I have read all of Gibson's SF, as well as Pattern Recognition, and every book has amazed me save this one. I found it hard to finish, and the incessant branding of everything was distracting and felt fetishistic and habitual in the writing rather than subversive and knowing like in Pattern Recognition.
I was most intrigued by Milgrim's story which seemed to me more like a short story stretched out over the course of the novel. The moments of narration closest to him when he is on Rize are the most transcendant parts of the book.
But on the whole I found that I didn't really care about what was going on. I wanted to be seduced by something-- be it a plot or an idea or a place and I was just left cold by it all.
“Relax, we’re the bad guys.”
He realized that they had just verbalized what he was trying not to say. It was like something that Poe would have written dialogue around. Then deleted from the final draft. If he were writing today. In the style of milfi. Minus the weaponry. Probably because CONUS was the bulls-eye. There were a few other authors who created stories from common news headlines. Or, if they were networked, keywords-of-interest. At least for pirate search. Makes you want to hyperlink the beginnings of chapters to a wiki. Characters as heavy as the author. An unofficial version was rumored to be site hopping under the radar. Decrypt: node.tumblr.com.
I found the beginning really slow, but that last 2/3rds of the book were extremely interesting and flew by.

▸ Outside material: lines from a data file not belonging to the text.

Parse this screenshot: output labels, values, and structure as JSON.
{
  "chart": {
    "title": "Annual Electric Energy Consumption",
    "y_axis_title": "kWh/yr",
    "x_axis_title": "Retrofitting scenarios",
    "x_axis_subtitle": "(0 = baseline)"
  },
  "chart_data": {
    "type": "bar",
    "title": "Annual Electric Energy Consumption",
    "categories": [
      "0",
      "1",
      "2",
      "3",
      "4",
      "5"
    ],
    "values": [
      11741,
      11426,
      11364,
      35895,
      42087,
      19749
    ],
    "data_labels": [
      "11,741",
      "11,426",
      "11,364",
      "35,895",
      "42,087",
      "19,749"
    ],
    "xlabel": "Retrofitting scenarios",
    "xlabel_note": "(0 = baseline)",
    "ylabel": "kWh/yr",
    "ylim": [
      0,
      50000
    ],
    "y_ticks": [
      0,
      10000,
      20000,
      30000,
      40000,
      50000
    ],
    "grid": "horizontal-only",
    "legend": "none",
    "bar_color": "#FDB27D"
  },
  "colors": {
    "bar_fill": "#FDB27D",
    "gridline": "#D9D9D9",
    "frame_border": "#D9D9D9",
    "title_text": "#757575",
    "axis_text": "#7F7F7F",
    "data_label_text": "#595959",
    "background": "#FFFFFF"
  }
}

The only problem I has was that the ending was abrupt and seemed as if it it was intentionally left open, possibly for a followup? It was a bit disappointing..
I think this is a method of Gibson's story telling; what actually happening is held in a void, and the reader's only glimpse of it is through the witness accounts of the protagonists to the extent that they wish to be involved. Milgrim is a prisoner and wishes to run away from it. Tito is probably most closely involved but through his training and systema simply acts and seems otherwise disinterested in the bigger picture. Hollis is the only player in the cast that is actively trying to find out what is going on, but her involve is confined to the outside of the actual events, isn't truly aware of the bigger picture, but infers from what is going on by the information she is fed.